Before this, I performed autotune twice which went smoothly - the copter was flying decently but I feel that the tune can be improved further.
For this time, I added a dynamic notch filter so, I’m wondering if I accidently filter out important attitude information. However, this should affect the roll tune as well.
Could it be that my ATC_ANG_PIT_P value is too low? or something related to the pitch PID values.
I tried changing ATC_RAT_PIT_FLTT back to 10 and performed autotune but had similar result which was expected.

Copter specs - Quad, min TOW 10.2kg, T motor MN701s, Flame ESC, 24" prop, Cube Orange 4.0.4
Planning to carry a 6kg payload.

log: https://drive.google.com/file/d/1t7tNGUGxXSjgqiPo4QqiJu5dILgmozvm/view?usp=sharing
param: PARAM 6.param (18.3 KB)

Before autotune PID values:

After roll autotune:

Regarding the log, after the autotune session I performed test flight in loiter mode with empty payload and with the 6kg payload. Based on observation, after mounting the payload, the copter oscillate on the pitch axis probably due to poor pitch PID value.

If the aircraft is reasonably symetrical, I would set all those pitch values to the same as roll is now.

Thanks for the reply @xfacta.
The aircraft is longer on the pitch axis. The first time I performed autotune - with the following settings,

ATC_RAT_PIT_FLTD,10
ATC_RAT_PIT_FLTE,0
ATC_RAT_PIT_FLTT,10
ATC_RAT_RLL_FLTD,10
ATC_RAT_RLL_FLTE,0
ATC_RAT_RLL_FLTT,10
INS_ACCEL_FILTER,15
INS_GYRO_FILTER,20
MOT_THST_EXPO,0.77
MOT_PWM_MAX,0
MOT_PWM_MIN,0

and got the following PID values,

Then, I changed the following params

MOT_THST_EXPO,0.2
MOT_PWM_MAX,1940
MOT_PWM_MIN,1100

and performed autotune again and gotten the following PID values

You want to set the FLTT filters to 0 before Autotune. And perhaps set the MOT_THST_EXPO back to default or the Tuning Parameter Guide value.

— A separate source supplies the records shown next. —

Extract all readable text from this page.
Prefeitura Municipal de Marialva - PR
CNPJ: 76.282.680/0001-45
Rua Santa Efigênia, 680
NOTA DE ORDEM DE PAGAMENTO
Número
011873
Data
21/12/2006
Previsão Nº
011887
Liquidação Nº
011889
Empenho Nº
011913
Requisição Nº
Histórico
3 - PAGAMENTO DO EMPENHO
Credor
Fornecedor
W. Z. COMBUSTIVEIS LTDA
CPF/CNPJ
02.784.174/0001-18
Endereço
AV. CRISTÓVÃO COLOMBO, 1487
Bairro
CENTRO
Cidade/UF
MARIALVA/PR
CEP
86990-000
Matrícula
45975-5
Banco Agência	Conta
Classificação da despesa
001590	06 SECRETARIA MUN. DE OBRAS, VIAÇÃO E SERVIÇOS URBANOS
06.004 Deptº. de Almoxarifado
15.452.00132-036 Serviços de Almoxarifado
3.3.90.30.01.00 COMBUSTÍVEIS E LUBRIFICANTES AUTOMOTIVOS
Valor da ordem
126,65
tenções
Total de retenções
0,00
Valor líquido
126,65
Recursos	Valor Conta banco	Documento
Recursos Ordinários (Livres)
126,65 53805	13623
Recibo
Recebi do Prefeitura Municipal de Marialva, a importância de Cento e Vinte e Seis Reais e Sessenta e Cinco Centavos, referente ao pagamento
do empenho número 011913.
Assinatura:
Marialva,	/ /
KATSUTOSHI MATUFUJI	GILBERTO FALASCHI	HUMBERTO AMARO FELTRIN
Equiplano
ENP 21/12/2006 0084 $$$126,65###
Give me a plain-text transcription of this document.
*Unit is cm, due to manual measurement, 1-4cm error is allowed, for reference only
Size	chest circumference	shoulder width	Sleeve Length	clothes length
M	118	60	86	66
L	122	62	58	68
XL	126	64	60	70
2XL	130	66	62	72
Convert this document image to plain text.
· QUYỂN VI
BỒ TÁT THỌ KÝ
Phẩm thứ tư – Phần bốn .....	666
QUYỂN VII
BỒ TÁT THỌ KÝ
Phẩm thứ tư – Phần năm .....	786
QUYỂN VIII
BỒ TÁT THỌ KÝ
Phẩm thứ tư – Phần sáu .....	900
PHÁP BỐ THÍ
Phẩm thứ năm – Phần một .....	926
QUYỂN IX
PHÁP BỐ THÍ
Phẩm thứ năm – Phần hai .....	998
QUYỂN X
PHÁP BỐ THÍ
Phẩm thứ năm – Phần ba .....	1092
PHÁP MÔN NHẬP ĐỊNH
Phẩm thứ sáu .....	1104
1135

Thanks for the reply @dkemxr,
I attempted autotune with FLTT filters set to 0 and encountered the following problem

Although I also introduced dynamic notch filter into thatautotune attempt as well.

Based on Motor Thrust Scaling — Copter documentation, typically, Flame esc should have MOT_THST_EXPO values between 0 to 0.2. Should I still set MOT_THST_EXPO back to default or the Tuning Parameter Guide value?

This seems opposite to what would happen with FLTT at 0.

Regarding thrust liniarization of T-Motor ESC’s I’m not sure where this comes from. I inquired with T-Motor about this just a week ago asking about this feature with ANY T-Motor ESC’s and the reply from the Sales & Tech Department was:
ESC does not have this setting.
It is usually set by flight control.

Perhaps go back to basics and make another AltHold hover flight and capture pre-filter data to review the FFT for the notch filter settings.